Zij werden geluid bij droefheid en vreugde, bij het oproepen der geloovigen ter kerk, bij nationale feesten, bij blijde inkomsten. Door menig dichter zijn die oude beiaarden bezongen en ook onze Vondel doet de klank der klokken tot vreugdetoonen aanstemmen, wanneer hij in zijn ,,verovering van Grol’’ zingt:
,,Doen klonck de blyschap op
          met zegeklocken helder,
,,Uyt vruchtbre Betuwe en het
          strijdbre land van Gelder,
,,Uyt Zutfen, Deventer, uit Does-
          burgh, Kampen, Zwol,

En alle plecken; wie ’t veroveren van Grol
Tot rust streckt: Vries en Zeeu, en Stift en Holland schateren:
Vlietnymphen haer’ perruyck, ten vrygevochten wateren
Uytbeuren met haer’ stem, en
          danssen op den vloed,
En Zephyr vaert den Vorst dien
          zegegalm te moet.’’

     En zeker heeft toen menige klok van onzen beroemden van Wou gebeierd.
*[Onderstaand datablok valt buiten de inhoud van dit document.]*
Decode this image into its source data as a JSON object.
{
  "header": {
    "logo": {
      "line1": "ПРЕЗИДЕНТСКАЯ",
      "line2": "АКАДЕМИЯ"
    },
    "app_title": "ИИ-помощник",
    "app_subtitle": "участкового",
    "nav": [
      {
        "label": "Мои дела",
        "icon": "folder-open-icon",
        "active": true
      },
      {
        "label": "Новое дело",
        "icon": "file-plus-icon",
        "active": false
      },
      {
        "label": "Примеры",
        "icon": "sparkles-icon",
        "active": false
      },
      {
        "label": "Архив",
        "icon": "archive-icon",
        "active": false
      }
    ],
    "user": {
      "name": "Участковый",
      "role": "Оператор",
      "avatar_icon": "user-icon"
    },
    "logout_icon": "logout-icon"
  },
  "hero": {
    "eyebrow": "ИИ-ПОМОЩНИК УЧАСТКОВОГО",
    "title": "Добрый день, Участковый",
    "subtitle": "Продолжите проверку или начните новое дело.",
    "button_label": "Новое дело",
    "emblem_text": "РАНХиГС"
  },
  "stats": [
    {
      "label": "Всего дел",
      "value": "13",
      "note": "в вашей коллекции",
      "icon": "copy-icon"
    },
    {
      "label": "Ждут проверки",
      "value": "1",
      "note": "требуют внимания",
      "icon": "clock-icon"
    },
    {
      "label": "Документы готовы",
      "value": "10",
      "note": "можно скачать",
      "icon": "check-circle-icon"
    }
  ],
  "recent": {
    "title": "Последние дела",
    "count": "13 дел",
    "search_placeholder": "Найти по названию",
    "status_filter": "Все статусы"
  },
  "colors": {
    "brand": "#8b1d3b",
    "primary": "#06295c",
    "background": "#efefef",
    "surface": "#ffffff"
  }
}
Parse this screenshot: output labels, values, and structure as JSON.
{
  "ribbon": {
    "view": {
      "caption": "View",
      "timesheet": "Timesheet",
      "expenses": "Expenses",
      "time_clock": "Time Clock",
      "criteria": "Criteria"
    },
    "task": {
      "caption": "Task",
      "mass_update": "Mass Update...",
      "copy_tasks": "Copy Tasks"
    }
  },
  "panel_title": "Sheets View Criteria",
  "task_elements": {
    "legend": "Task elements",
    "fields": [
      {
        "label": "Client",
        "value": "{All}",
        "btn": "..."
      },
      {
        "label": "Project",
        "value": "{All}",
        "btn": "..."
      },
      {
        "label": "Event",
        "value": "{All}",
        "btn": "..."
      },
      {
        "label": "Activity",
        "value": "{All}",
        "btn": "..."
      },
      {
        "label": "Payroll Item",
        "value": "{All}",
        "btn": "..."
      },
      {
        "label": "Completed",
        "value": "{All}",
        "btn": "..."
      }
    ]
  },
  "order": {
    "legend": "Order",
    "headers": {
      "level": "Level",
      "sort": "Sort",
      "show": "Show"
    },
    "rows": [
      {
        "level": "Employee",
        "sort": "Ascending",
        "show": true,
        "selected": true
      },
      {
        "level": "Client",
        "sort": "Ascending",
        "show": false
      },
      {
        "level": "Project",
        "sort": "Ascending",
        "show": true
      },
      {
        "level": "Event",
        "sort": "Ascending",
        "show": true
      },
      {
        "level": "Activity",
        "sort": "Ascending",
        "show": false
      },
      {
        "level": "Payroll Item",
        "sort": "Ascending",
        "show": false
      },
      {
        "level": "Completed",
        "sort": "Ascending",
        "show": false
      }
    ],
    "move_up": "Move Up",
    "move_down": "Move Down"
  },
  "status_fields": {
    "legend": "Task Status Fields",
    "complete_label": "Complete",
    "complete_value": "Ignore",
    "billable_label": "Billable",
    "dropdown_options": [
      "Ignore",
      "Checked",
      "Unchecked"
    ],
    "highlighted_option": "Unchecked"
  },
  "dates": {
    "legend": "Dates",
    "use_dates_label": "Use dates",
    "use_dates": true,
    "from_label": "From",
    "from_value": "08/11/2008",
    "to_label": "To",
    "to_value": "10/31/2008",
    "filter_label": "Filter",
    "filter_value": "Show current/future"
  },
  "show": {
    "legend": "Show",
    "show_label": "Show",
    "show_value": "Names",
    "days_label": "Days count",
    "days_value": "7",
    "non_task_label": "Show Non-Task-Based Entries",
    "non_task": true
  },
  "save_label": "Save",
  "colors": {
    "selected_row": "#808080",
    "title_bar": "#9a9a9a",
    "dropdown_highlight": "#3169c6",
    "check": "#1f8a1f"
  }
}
     Nog elken Zondagmorgen wordt, voor kerktijd, te Kampen een der klokken van Van Wou geluid, dan galmen de zware klanken uit de hoogte van den Bovenkerktoren over de aloude stad. En ieder half uur speelt in deze veste het carillon van den nieuwen toren zijn opwekkende liederen. Dan huwt zich de magistrale klank der klokken van Van Wou aan de welluidende melodie der scheppingen van Hemony.
     En het is aangenaam die klanken op te vangen, welke blij-op klinken door de ijle lucht der IJsselstad.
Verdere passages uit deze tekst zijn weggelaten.